Recent progresses in isotope analysis based on the mass spectrometry technique enabled us to detect small changes of the many elements in the periodic table. Among the elements, stable isotope studies using Fe has been widely adopted to understand both the mechanism of Fe metabolism in marine organisms and the bio-cycling of Fe in marine environment. Iron is typical essential inorganic nutrients for all plants and animals. For the land organisms, the Fe isotope ratios varies significantly with increase of the trophic level (Walczyk and Blanckenburg, 2002, 2005). In strike contrast, for marine organisms, because of very limited availability of Fe in seawater, the intake efficiency for Fe could be higher than those for the terrestrial animals. Higher intake efficiency of Fe can results in smaller magnitude of isotopic fractionation through dietary process, and therefore, the difference in the Fe isotope ratios for marine organisms of lower trophic levels were close to the seawater sample (Jong et al., 2007; Bergquist and Boyle, 2006). Moreover, there were no significant difference in the Fe isotope ratios (<0.5‰) for high trophic level marine organisms between muscle and liver (Yamagata, in prep). These studies revealed that magnitude of the isotope effects on Fe can reflect both the nutritional status of Fe in animals and the availability of Fe in marine environments. To investigate this, we have measured the ⁵⁶Fe/⁵⁴Fe and ⁵⁷Fe/⁵⁴Fe for deep-sea organisms in hydrothermal field for understanding Fe bio-cycle which has both characteristics of environment, terrestrial and marine.

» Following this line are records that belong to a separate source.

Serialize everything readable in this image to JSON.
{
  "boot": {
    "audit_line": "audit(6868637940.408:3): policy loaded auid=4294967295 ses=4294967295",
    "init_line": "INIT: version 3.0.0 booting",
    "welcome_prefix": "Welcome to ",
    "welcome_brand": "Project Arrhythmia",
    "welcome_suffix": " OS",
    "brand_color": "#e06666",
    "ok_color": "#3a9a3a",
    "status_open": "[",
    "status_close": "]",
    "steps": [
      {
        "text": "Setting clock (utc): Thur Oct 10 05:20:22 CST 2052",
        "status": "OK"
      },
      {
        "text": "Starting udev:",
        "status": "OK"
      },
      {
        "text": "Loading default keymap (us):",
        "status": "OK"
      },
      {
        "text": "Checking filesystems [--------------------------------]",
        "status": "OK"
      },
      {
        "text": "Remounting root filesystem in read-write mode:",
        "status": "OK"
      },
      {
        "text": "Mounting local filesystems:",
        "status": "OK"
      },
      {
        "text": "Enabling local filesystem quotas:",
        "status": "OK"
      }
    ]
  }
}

In this study, Chrysomallon squamiferum called “Scaly-foot“ gastropod (n=5) and Gigantopelta aegis (n=5) from a deep-sea hydrothermal field at the Longqi vent field, Southwest Indian Ridge, were subsidized to the Fe isotope ratio analysis. The Chrysomallon squamiferum has unique scale made of iron sulphide on its foot (Suzuki et al., 2006). The Gigantopelta aegis, collected in the identical locations for the Chrysomallon squamiferum, has a thick iron oxide coating on the shell. Both the Chrysomallon squamiferum and Gigantopelta aegis has sulphur-oxidizing bacteria in oesophageal gland to form a symbiotic relation. Sclerite samples and soft body samples of muscle, ctnidium, blood, heart, and oesophageal gland were decomposed, and the Fe was extracted by anion-exchange chromatography. The Fe isotopic ratios were analyzed by a multiple collector-ICP-mass spectrometer (MC-ICP-MS) technique (Nu Plasma II) equipped with a desolvating sample introduction system and pseudo high resolution mode.

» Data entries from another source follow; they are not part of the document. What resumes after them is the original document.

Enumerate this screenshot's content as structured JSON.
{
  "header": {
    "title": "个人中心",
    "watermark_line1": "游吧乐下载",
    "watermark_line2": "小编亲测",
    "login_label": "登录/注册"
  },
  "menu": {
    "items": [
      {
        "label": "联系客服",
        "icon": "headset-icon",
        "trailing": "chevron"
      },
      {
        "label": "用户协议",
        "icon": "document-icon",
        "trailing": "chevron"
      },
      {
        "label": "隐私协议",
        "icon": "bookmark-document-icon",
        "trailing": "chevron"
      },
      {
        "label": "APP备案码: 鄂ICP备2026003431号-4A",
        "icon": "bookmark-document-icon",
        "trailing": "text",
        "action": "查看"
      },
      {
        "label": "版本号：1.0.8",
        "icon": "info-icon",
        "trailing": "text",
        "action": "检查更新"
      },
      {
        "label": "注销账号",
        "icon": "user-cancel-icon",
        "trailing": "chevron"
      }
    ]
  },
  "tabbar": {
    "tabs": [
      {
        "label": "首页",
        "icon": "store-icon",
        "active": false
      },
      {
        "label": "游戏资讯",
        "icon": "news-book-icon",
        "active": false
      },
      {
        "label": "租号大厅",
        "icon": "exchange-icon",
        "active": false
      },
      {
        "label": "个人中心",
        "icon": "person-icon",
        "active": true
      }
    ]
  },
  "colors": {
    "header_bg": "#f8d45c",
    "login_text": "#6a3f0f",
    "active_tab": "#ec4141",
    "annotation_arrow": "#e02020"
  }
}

The resulting Fe isotope ratios demonstrated the distinct variations in the ⁵⁶Fe/⁵⁴Fe and ⁵⁷Fe/⁵⁴Fe ratios for Chrysomallon squamiferum and Gigantopelta aegis samples. The resulting δ⁵⁶Fe values for all soft body samples collected from the Chrysomallon squamiferum were systematically higher than those for the Gigantopelta aegis, whereas no significant difference in the δ⁵⁶Fe values could be found for oesophageal gland samples collected from Chrysomallon squamiferum and Gigantopelta aegis samples. It should be noted that the δ⁵⁶Fe for all the soft body samples from the Chrysomallon squamiferum was rather higher than those for symbiotic bacteria. This can reflect both very high intake efficiency of Fe from marine environments and the small contribution of Fe intake through the symbiotic bacterial for the Chrysomallon squamiferum. The Fe isotope signature obtained here demonstrate the clear difference in the Fe metabolism between Chrysomallon squamiferum and sulphur-oxidizing bacteria. The details of the mechanism why separate the δ⁵⁶Fe values of these two samples will be discussed in this presentation.